The focus of many of the talks was on prevention, rather than the treatment of diseases, from Linos Vandekerckhove’s review of early initiation of HIV treatment to prevent transmission, to the debate between Didier Pittet and Marc J.M. Bonten on the most effective measure to prevent hospital-acquired infections. Even humble bed linen was investigated and found, at times, wanting in a talk by Michelle Balm discussing an outbreak of Bacillus cereuscaused by a combination of construction work and laundry practices.
The difficulties in performing studies on interventions, such as hand hygiene compliance, and the lack of data on which to test these theories was discussed and several pleas were made to remember that sometimes common sense is just as important as trial data (with reference to this systematic review on parachutes).

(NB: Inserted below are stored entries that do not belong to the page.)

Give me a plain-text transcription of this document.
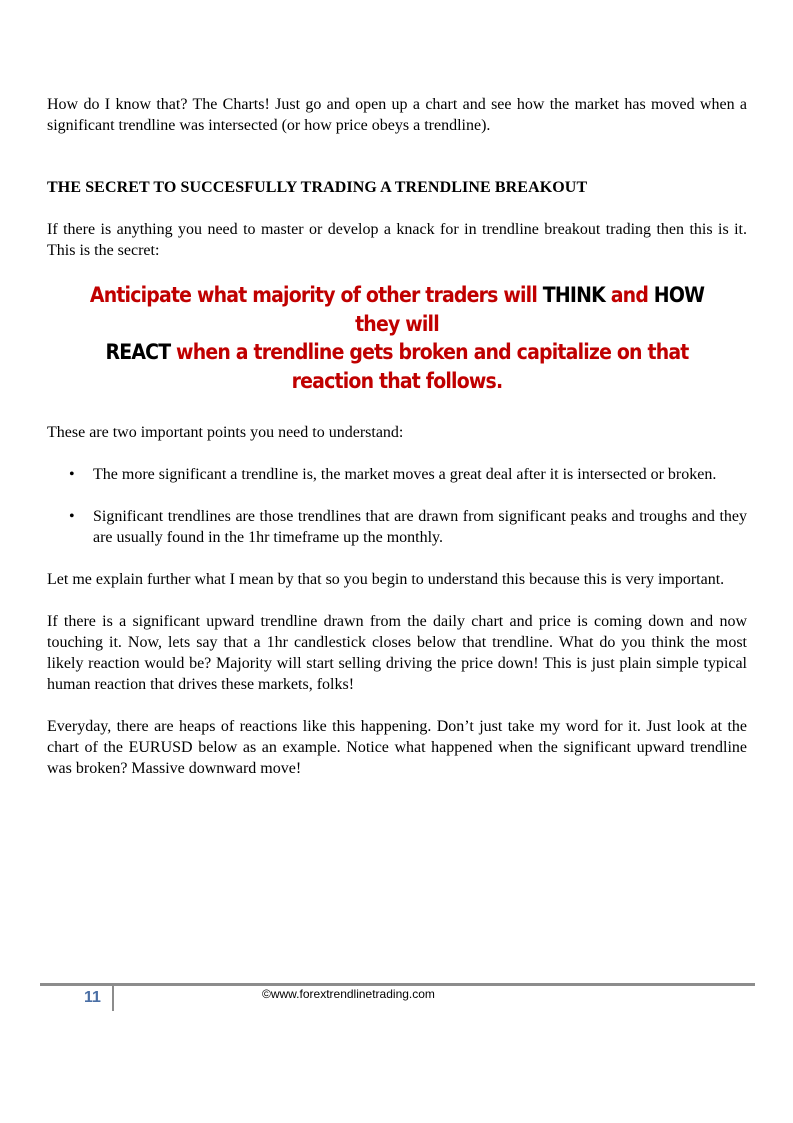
How do I know that? The Charts! Just go and open up a chart and see how the market has moved when a significant trendline was intersected (or how price obeys a trendline).

THE SECRET TO SUCCESFULLY TRADING A TRENDLINE BREAKOUT

If there is anything you need to master or develop a knack for in trendline breakout trading then this is it. This is the secret:

Anticipate what majority of other traders will THINK and HOW they will
REACT when a trendline gets broken and capitalize on that reaction that follows.

These are two important points you need to understand:

• The more significant a trendline is, the market moves a great deal after it is intersected or broken.
• Significant trendlines are those trendlines that are drawn from significant peaks and troughs and they are usually found in the 1hr timeframe up the monthly.

Let me explain further what I mean by that so you begin to understand this because this is very important.

If there is a significant upward trendline drawn from the daily chart and price is coming down and now touching it. Now, lets say that a 1hr candlestick closes below that trendline. What do you think the most likely reaction would be? Majority will start selling driving the price down! This is just plain simple typical human reaction that drives these markets, folks!

Everyday, there are heaps of reactions like this happening. Don’t just take my word for it. Just look at the chart of the EURUSD below as an example. Notice what happened when the significant upward trendline was broken? Massive downward move!

11	©www.forextrendlinetrading.com
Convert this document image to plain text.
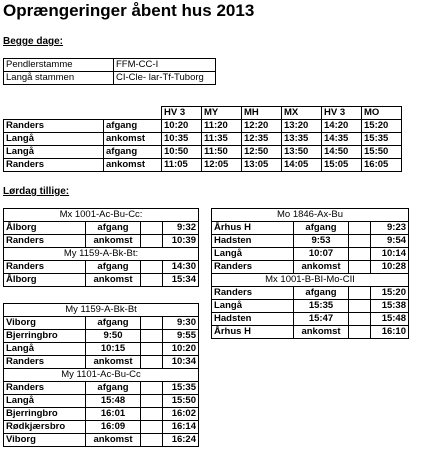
Oprængeringer åbent hus 2013
Begge dage:
Pendlerstamme	FFM-CC-I
Langå stammen	CI-Cle- lar-Tf-Tuborg
		HV 3	MY	MH	MX	HV 3	MO
Randers	afgang	10:20	11:20	12:20	13:20	14:20	15:20
Langå	ankomst	10:35	11:35	12:35	13:35	14:35	15:35
Langå	afgang	10:50	11:50	12:50	13:50	14:50	15:50
Randers	ankomst	11:05	12:05	13:05	14:05	15:05	16:05
Lørdag tillige:
Mx 1001-Ac-Bu-Cc:			
Ålborg	afgang		9:32
Randers	ankomst		10:39
My 1159-A-Bk-Bt:			
Randers	afgang		14:30
Ålborg	ankomst		15:34
My 1159-A-Bk-Bt			
Viborg	afgang		9:30
Bjerringbro	9:50		9:55
Langå	10:15		10:20
Randers	ankomst		10:34
My 1101-Ac-Bu-Cc			
Randers	afgang		15:35
Langå	15:48		15:50
Bjerringbro	16:01		16:02
Rødkjærsbro	16:09		16:14
Viborg	ankomst		16:24
Mo 1846-Ax-Bu			
Århus H	afgang		9:23
Hadsten	9:53		9:54
Langå	10:07		10:14
Randers	ankomst		10:28
Mx 1001-B-BI-Mo-CII			
Randers	afgang		15:20
Langå	15:35		15:38
Hadsten	15:47		15:48
Århus H	ankomst		16:10
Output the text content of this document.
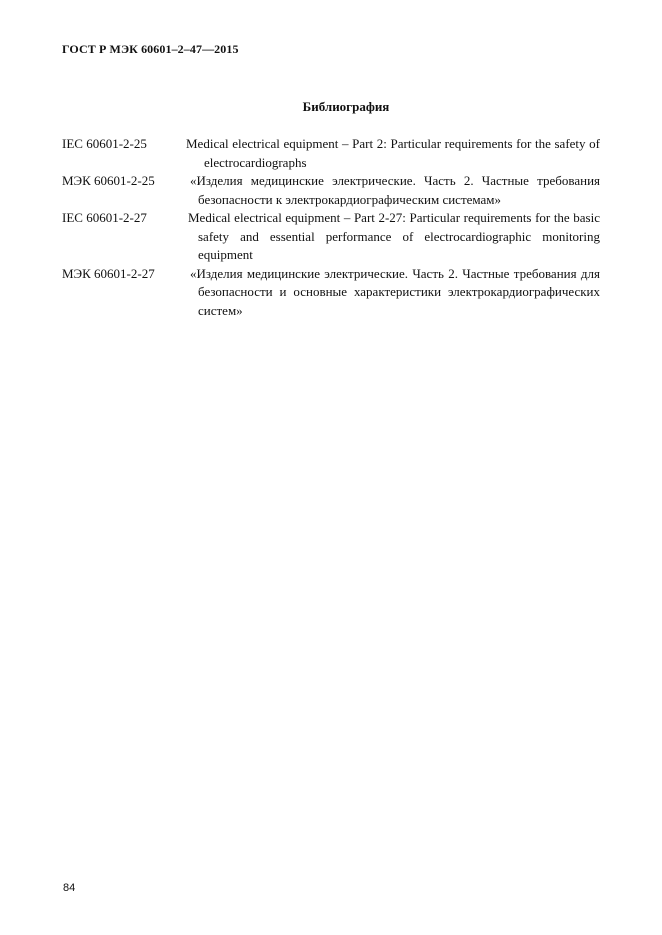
ГОСТ Р МЭК 60601–2–47—2015
Библиография
IEC 60601-2-25	Medical electrical equipment – Part 2: Particular requirements for the safety of electrocardiographs
МЭК 60601-2-25	«Изделия медицинские электрические. Часть 2. Частные требования безопасности к электрокардиографическим системам»
IEC 60601-2-27	Medical electrical equipment – Part 2-27: Particular requirements for the basic safety and essential performance of electrocardiographic monitoring equipment
МЭК 60601-2-27	«Изделия медицинские электрические. Часть 2. Частные требования для безопасности и основные характеристики электрокардиографических систем»
84
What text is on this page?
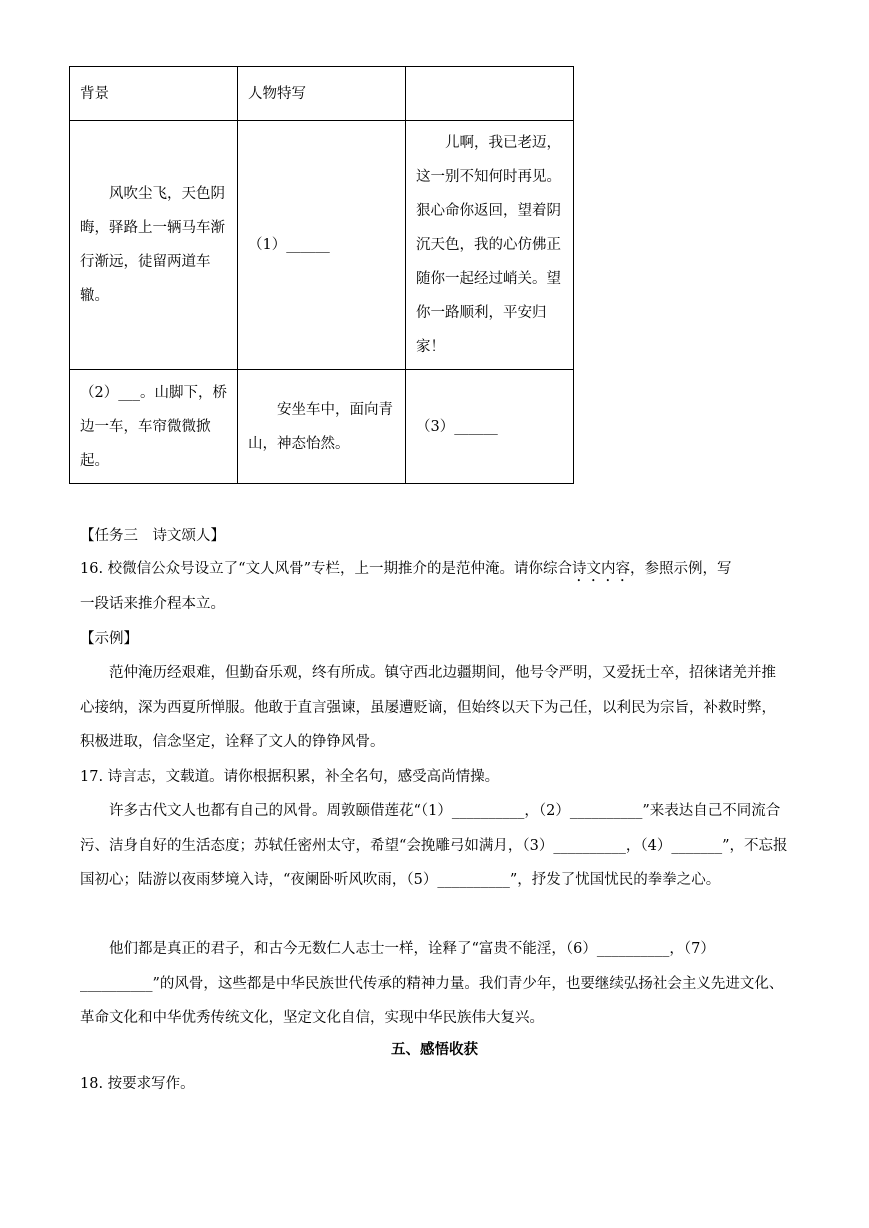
背景	人物特写	
风吹尘飞，天色阴晦，驿路上一辆马车渐行渐远，徒留两道车辙。	（1）______	儿啊，我已老迈，这一别不知何时再见。狠心命你返回，望着阴沉天色，我的心仿佛正随你一起经过峭关。望你一路顺利，平安归家！
（2）___。山脚下，桥边一车，车帘微微掀起。	安坐车中，面向青山，神态怡然。	（3）______

【任务三　诗文颂人】

16. 校微信公众号设立了“文人风骨”专栏，上一期推介的是范仲淹。请你综合诗文内容，参照示例，写

一段话来推介程本立。

【示例】

范仲淹历经艰难，但勤奋乐观，终有所成。镇守西北边疆期间，他号令严明，又爱抚士卒，招徕诸羌并推心接纳，深为西夏所惮服。他敢于直言强谏，虽屡遭贬谪，但始终以天下为己任，以利民为宗旨，补救时弊，积极进取，信念坚定，诠释了文人的铮铮风骨。

17. 诗言志，文载道。请你根据积累，补全名句，感受高尚情操。

许多古代文人也都有自己的风骨。周敦颐借莲花“（1）__________，（2）__________”来表达自己不同流合污、洁身自好的生活态度；苏轼任密州太守，希望“会挽雕弓如满月，（3）__________，（4）_______”，不忘报国初心；陆游以夜雨梦境入诗，“夜阑卧听风吹雨，（5）__________”，抒发了忧国忧民的拳拳之心。

他们都是真正的君子，和古今无数仁人志士一样，诠释了“富贵不能淫，（6）__________，（7）__________”的风骨，这些都是中华民族世代传承的精神力量。我们青少年，也要继续弘扬社会主义先进文化、革命文化和中华优秀传统文化，坚定文化自信，实现中华民族伟大复兴。

五、感悟收获

18. 按要求写作。
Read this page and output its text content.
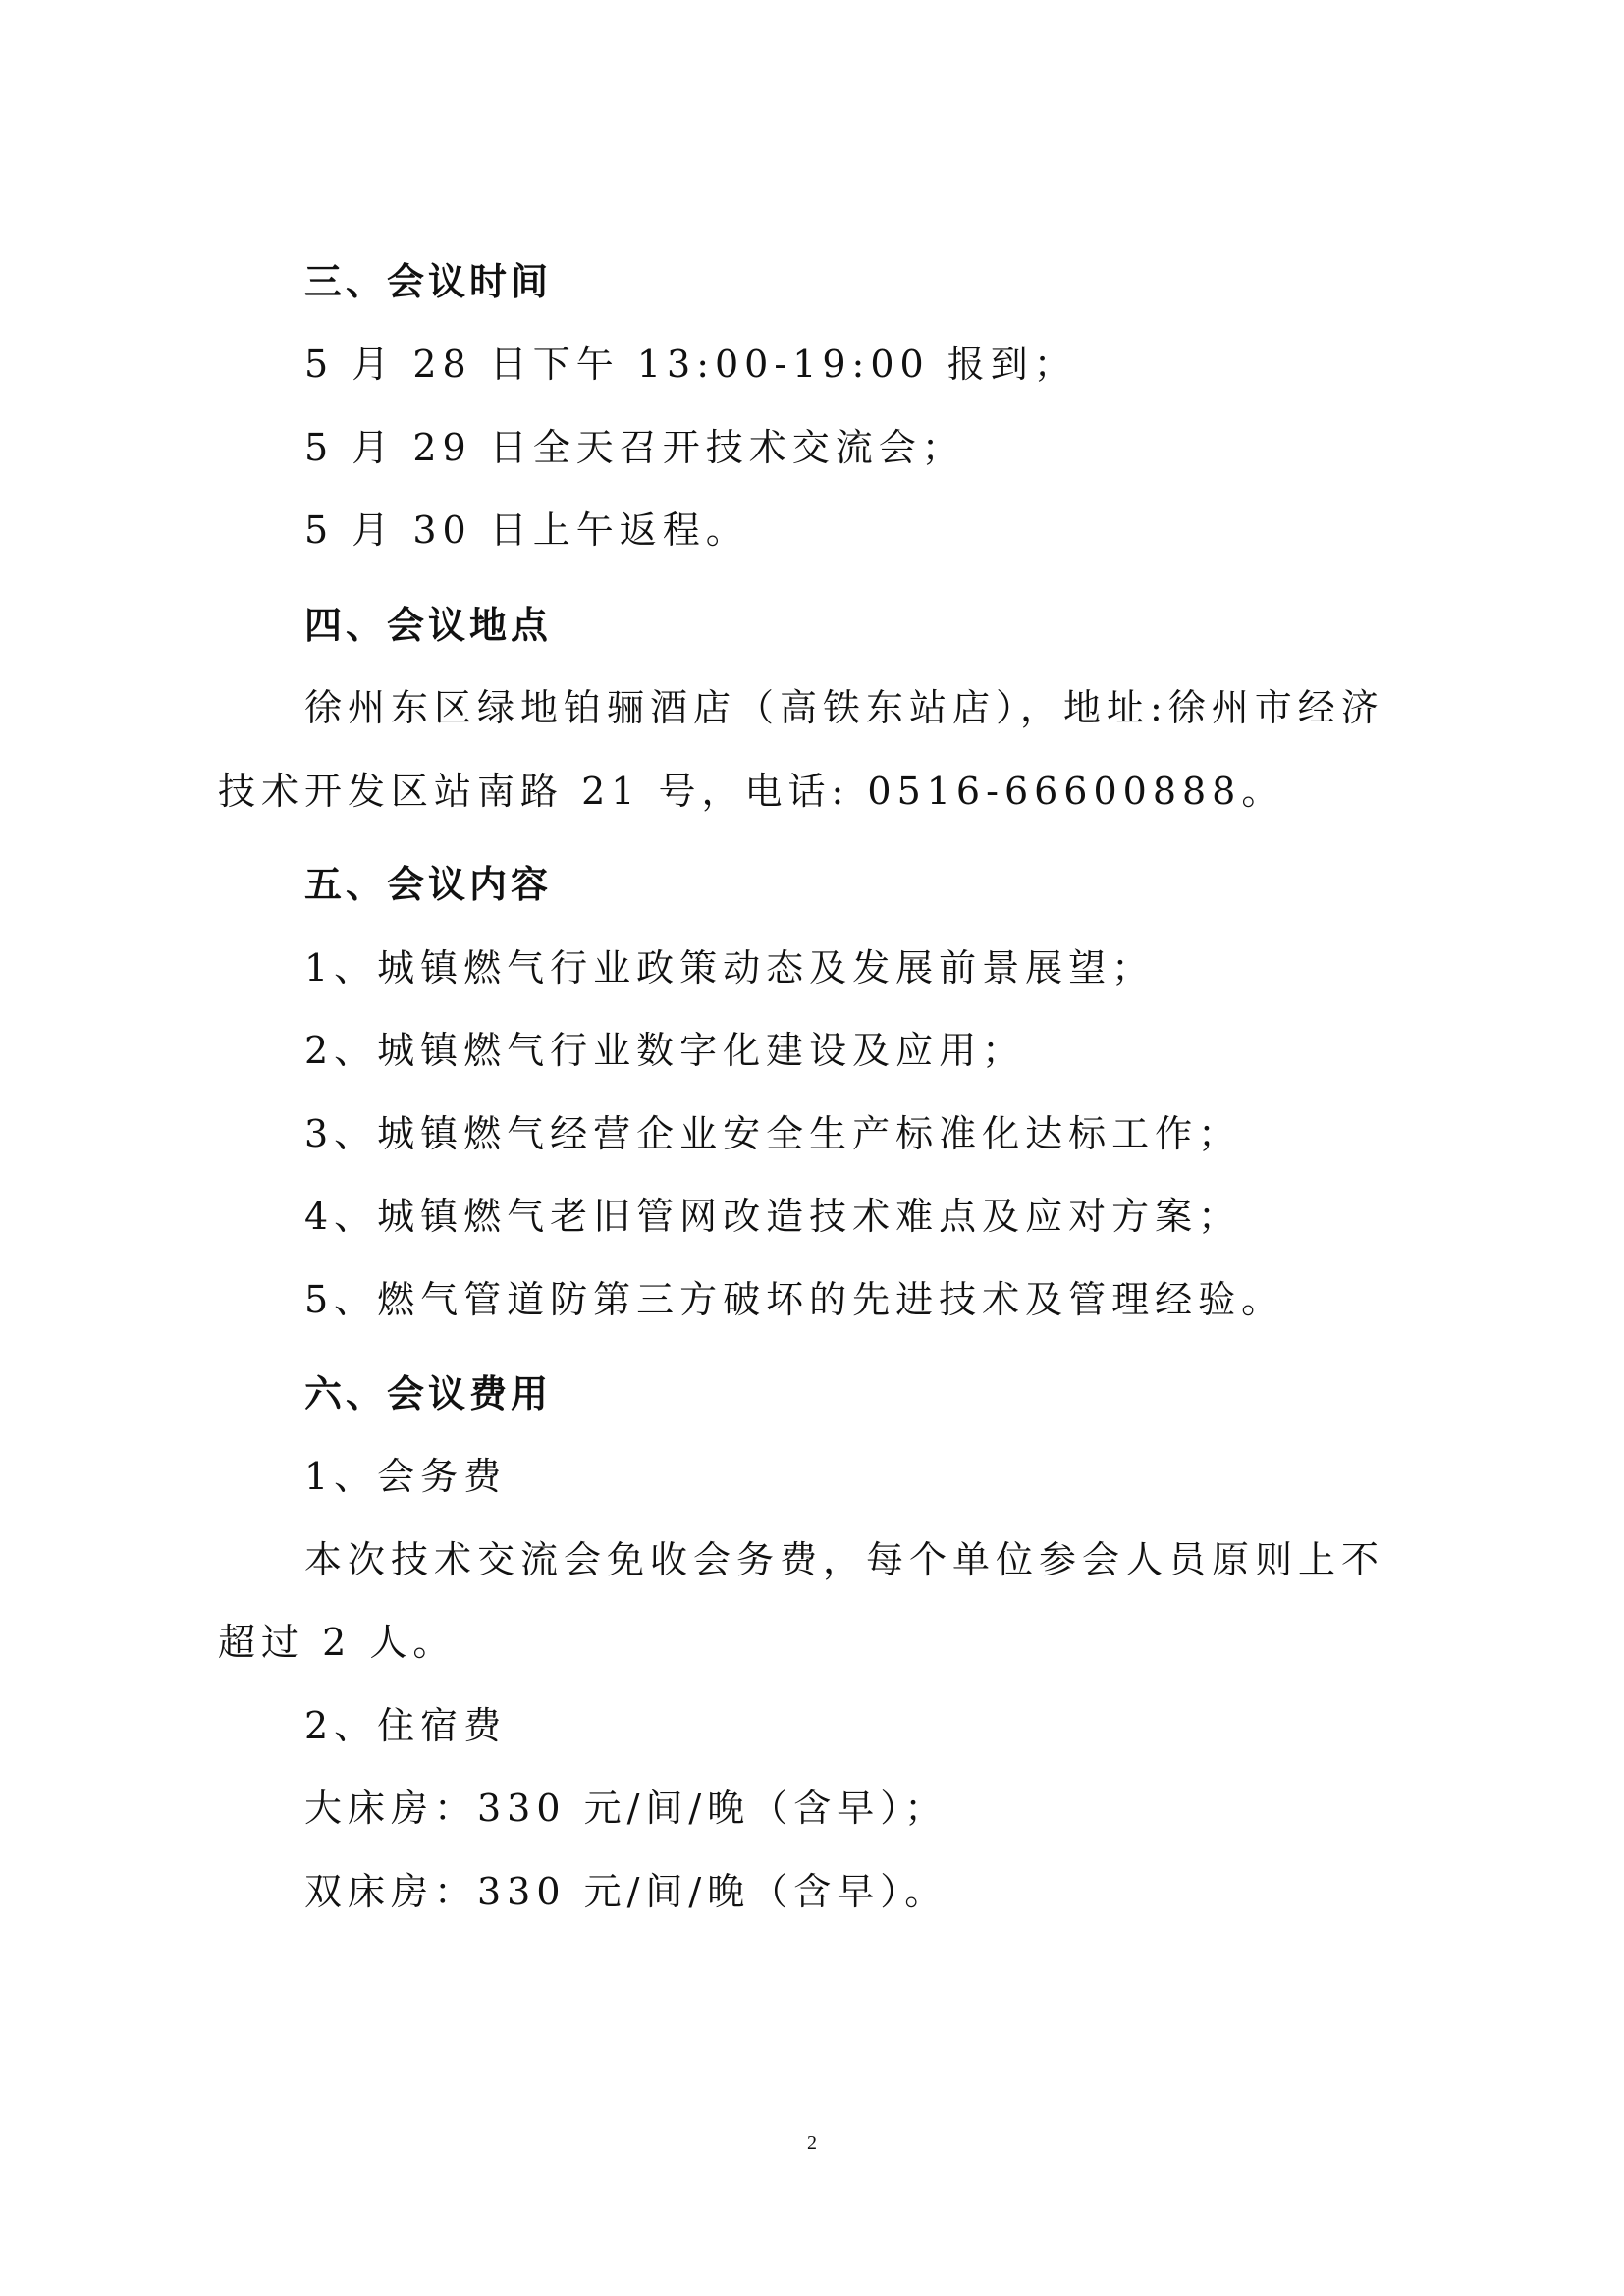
三、会议时间
5 月 28 日下午 13:00-19:00 报到；
5 月 29 日全天召开技术交流会；
5 月 30 日上午返程。
四、会议地点
徐州东区绿地铂骊酒店（高铁东站店），地址:徐州市经济
技术开发区站南路 21 号，电话: 0516-66600888。
五、会议内容
1、城镇燃气行业政策动态及发展前景展望；
2、城镇燃气行业数字化建设及应用；
3、城镇燃气经营企业安全生产标准化达标工作；
4、城镇燃气老旧管网改造技术难点及应对方案；
5、燃气管道防第三方破坏的先进技术及管理经验。
六、会议费用
1、会务费
本次技术交流会免收会务费，每个单位参会人员原则上不
超过 2 人。
2、住宿费
大床房：330 元/间/晚（含早）；
双床房：330 元/间/晚（含早）。
2
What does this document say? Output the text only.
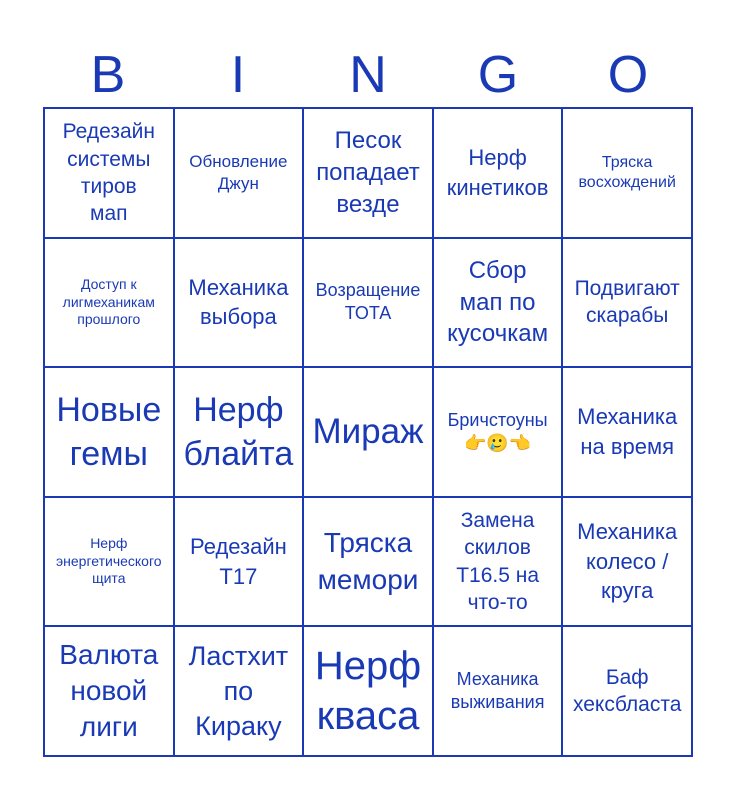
B	I	N	G	O
Редезайн
системы
тиров
мап
Обновление
Джун
Песок
попадает
везде
Нерф
кинетиков
Тряска
восхождений
Доступ к
лигмеханикам
прошлого
Механика
выбора
Возращение
ТОТА
Сбор
мап по
кусочкам
Подвигают
скарабы
Новые
гемы
Нерф
блайта
Мираж Бричстоуны
👉🥲👈
Механика
на время
Нерф
энергетического
щита
Редезайн
Т17
Тряска
мемори
Замена
скилов
Т16.5 на
что-то
Механика
колесо /
круга
Валюта
новой
лиги
Ластхит
по
Кираку
Нерф
кваса
Механика
выживания
Баф
хексбласта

This year also featured more clinical parasitology, with insights into artesunate treatment for severe malaria by Peter Kremsner, and Paul Newton’s fascinating discussion on counterfeit anti-malarials (more detailed information on this can be found here). In addition, the spread of artemisinin drug resistance at the resistance hotspot at Thailand’s borders was also highlighted by François Nosten.
From parasites to viruses with a series of talks on the role, or potential role, of cytomegalovirus in a series of diseases such as inflammatory bowel disease and cancer. At present much of this data is in early stages, but talks from Carlos Lumbreras on the potential link with inflammatory bowel disease, and from Cecilia Soderberg-Naucler, using data from her trials on CMV treatment in patients with glioblastoma, showed that this is an area that will continue to be investigated.
And finally back to paleomicrobiology with a report of a possible mycobacterium infection in La Doncella, a 500 year old Inca mummy found on Llullaillaco in Argentina by Angelique Corthals. Although the challenges we face in tackling infectious diseases in 2013 are different to our ancestors, it’s clear there is a long way still to go. Hopefully ECCMID2014 will continue to point us in the right direction.